In this article, I'll refer specifically to the "users" metric, but the explanation also applies to "session" and other metrics.
The number in the pie chart is being sent to us directly from Google Analytics via their API. The number in the box below is calculated by us; we simply add up the total number of users for each channel, as sent to us via the Google Analytics API. Both of these numbers can and will differ from the "user" metric that you'll find by looking in your native Google Analytics account, which we discuss in a separate article.
To explain further, that number in the pie chart includes only unique users, but may include duplicates. Google defines those terms in different ways, and in the native GA interface, the number shown includes only unique users, and NOT duplicates.
As for the number shown in the box below, Google sends us data (again, via their API) on the "user" metric broken out by Channel. Similar to the number in the pie chart, those per-Channel numbers include unique users only, and may include duplicates. But here's where the difference comes in: For the per-Channel numbers that Google's API sends us, there can be additional duplicates because some users arrive by more than one different channel during the time period.

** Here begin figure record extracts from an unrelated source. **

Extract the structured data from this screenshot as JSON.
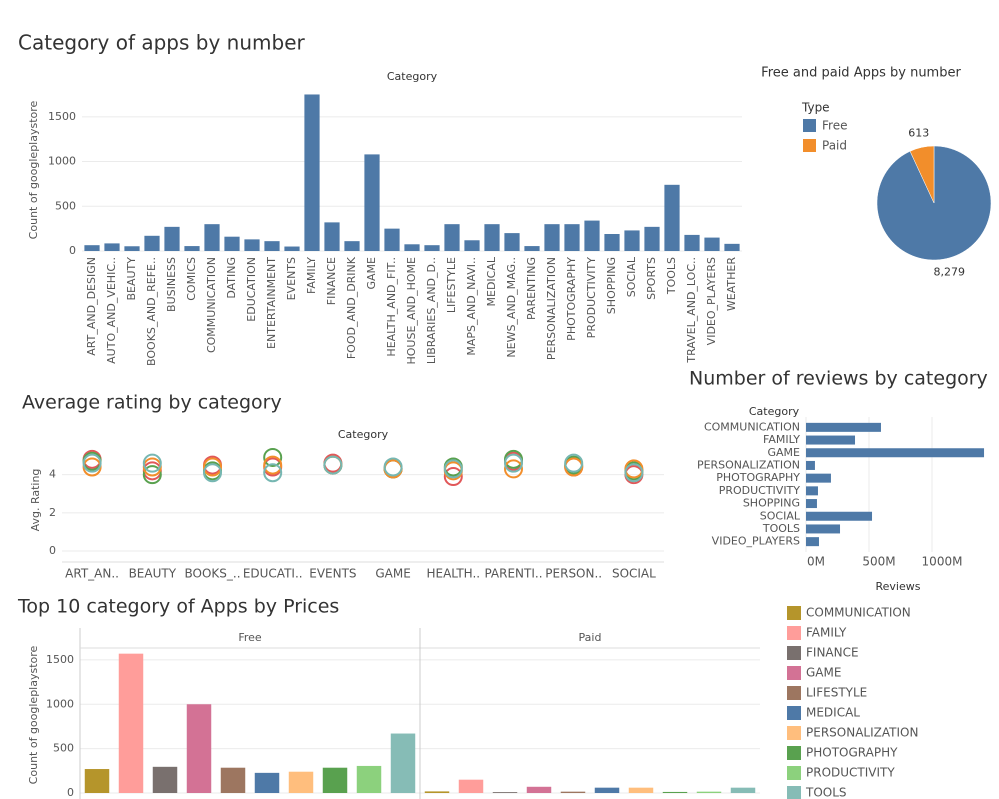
{
  "chart_data": [
    {
      "type": "bar",
      "title": "Category of apps by number",
      "header": "Category",
      "y_label": "Count of googleplaystore",
      "categories": [
        "ART_AND_DESIGN",
        "AUTO_AND_VEHIC..",
        "BEAUTY",
        "BOOKS_AND_REFE..",
        "BUSINESS",
        "COMICS",
        "COMMUNICATION",
        "DATING",
        "EDUCATION",
        "ENTERTAINMENT",
        "EVENTS",
        "FAMILY",
        "FINANCE",
        "FOOD_AND_DRINK",
        "GAME",
        "HEALTH_AND_FIT..",
        "HOUSE_AND_HOME",
        "LIBRARIES_AND_D..",
        "LIFESTYLE",
        "MAPS_AND_NAVI..",
        "MEDICAL",
        "NEWS_AND_MAG..",
        "PARENTING",
        "PERSONALIZATION",
        "PHOTOGRAPHY",
        "PRODUCTIVITY",
        "SHOPPING",
        "SOCIAL",
        "SPORTS",
        "TOOLS",
        "TRAVEL_AND_LOC..",
        "VIDEO_PLAYERS",
        "WEATHER"
      ],
      "values": [
        65,
        85,
        53,
        170,
        270,
        55,
        300,
        160,
        130,
        110,
        50,
        1750,
        320,
        110,
        1080,
        250,
        75,
        65,
        300,
        120,
        300,
        200,
        55,
        300,
        300,
        340,
        190,
        230,
        270,
        740,
        180,
        150,
        80
      ],
      "color": "#4e79a7",
      "ylim": [
        0,
        1800
      ],
      "yticks": [
        0,
        500,
        1000,
        1500
      ],
      "grid": true
    },
    {
      "type": "pie",
      "title": "Free and paid Apps by number",
      "legend_title": "Type",
      "categories": [
        "Free",
        "Paid"
      ],
      "values": [
        8279,
        613
      ],
      "value_labels": [
        "8,279",
        "613"
      ],
      "colors": [
        "#4e79a7",
        "#f28e2b"
      ]
    },
    {
      "type": "scatter",
      "title": "Average rating by category",
      "header": "Category",
      "y_label": "Avg. Rating",
      "categories": [
        "ART_AN..",
        "BEAUTY",
        "BOOKS_..",
        "EDUCATI..",
        "EVENTS",
        "GAME",
        "HEALTH..",
        "PARENTI..",
        "PERSON..",
        "SOCIAL"
      ],
      "series": [
        {
          "color": "#e15759",
          "values": [
            4.8,
            4.2,
            4.5,
            4.4,
            4.6,
            4.3,
            3.9,
            4.7,
            4.4,
            4.0
          ]
        },
        {
          "color": "#59a14f",
          "values": [
            4.7,
            4.0,
            4.2,
            4.9,
            4.5,
            4.3,
            4.4,
            4.8,
            4.5,
            4.2
          ]
        },
        {
          "color": "#f28e2b",
          "values": [
            4.4,
            4.4,
            4.4,
            4.5,
            4.5,
            4.3,
            4.2,
            4.3,
            4.4,
            4.3
          ]
        },
        {
          "color": "#76b7b2",
          "values": [
            4.6,
            4.6,
            4.1,
            4.1,
            4.5,
            4.4,
            4.3,
            4.6,
            4.6,
            4.1
          ]
        }
      ],
      "ylim": [
        0,
        5.5
      ],
      "yticks": [
        0,
        2,
        4
      ],
      "grid": true
    },
    {
      "type": "hbar",
      "title": "Number of reviews by category",
      "header": "Category",
      "x_label": "Reviews",
      "categories": [
        "COMMUNICATION",
        "FAMILY",
        "GAME",
        "PERSONALIZATION",
        "PHOTOGRAPHY",
        "PRODUCTIVITY",
        "SHOPPING",
        "SOCIAL",
        "TOOLS",
        "VIDEO_PLAYERS"
      ],
      "values": [
        595000000,
        389000000,
        1413000000,
        71000000,
        198000000,
        95000000,
        87000000,
        524000000,
        270000000,
        103000000
      ],
      "color": "#4e79a7",
      "xlim": [
        0,
        1500000000
      ],
      "xticks": [
        {
          "value": 0,
          "label": "0M"
        },
        {
          "value": 500000000,
          "label": "500M"
        },
        {
          "value": 1000000000,
          "label": "1000M"
        }
      ],
      "grid": true
    },
    {
      "type": "faceted_bar",
      "title": "Top 10 category of Apps by Prices",
      "y_label": "Count of googleplaystore",
      "categories": [
        "COMMUNICATION",
        "FAMILY",
        "FINANCE",
        "GAME",
        "LIFESTYLE",
        "MEDICAL",
        "PERSONALIZATION",
        "PHOTOGRAPHY",
        "PRODUCTIVITY",
        "TOOLS"
      ],
      "colors": [
        "#b5952b",
        "#ff9d9a",
        "#79706e",
        "#d37295",
        "#9d7660",
        "#4e79a7",
        "#ffbe7d",
        "#59a14f",
        "#8cd17d",
        "#86bcb6"
      ],
      "series": [
        {
          "name": "Free",
          "values": [
            270,
            1570,
            295,
            1000,
            285,
            227,
            240,
            285,
            305,
            670
          ]
        },
        {
          "name": "Paid",
          "values": [
            18,
            150,
            10,
            70,
            15,
            60,
            60,
            12,
            15,
            60
          ]
        }
      ],
      "ylim": [
        0,
        1600
      ],
      "yticks": [
        0,
        500,
        1000,
        1500
      ],
      "grid": true
    }
  ]
}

So when we add all of the numbers for every channel together to come up with that total "users" metric in the box, not only are duplicate visits possibly being recorded; duplicate unique users among different channels are being recorded as well.
- Number shown in GA: Unique visits, duplicates removed
- Number shown in graph: Number from API, may include some duplicates
- Number shown in box: Number from API, may include duplicates, may also include additional duplicates due to users who visit via different channels
Why do we report data in multiple ways?
Because this type of data is not black and white, and can appear to report different things depending on how it's calculated. By reporting the data using multiple calculation methods, we're giving you a more accurate picture of what's truly happening with the campaign in question. With a more accurate picture, you can decide for yourself which data set most accurately represents the true state of the site's traffic.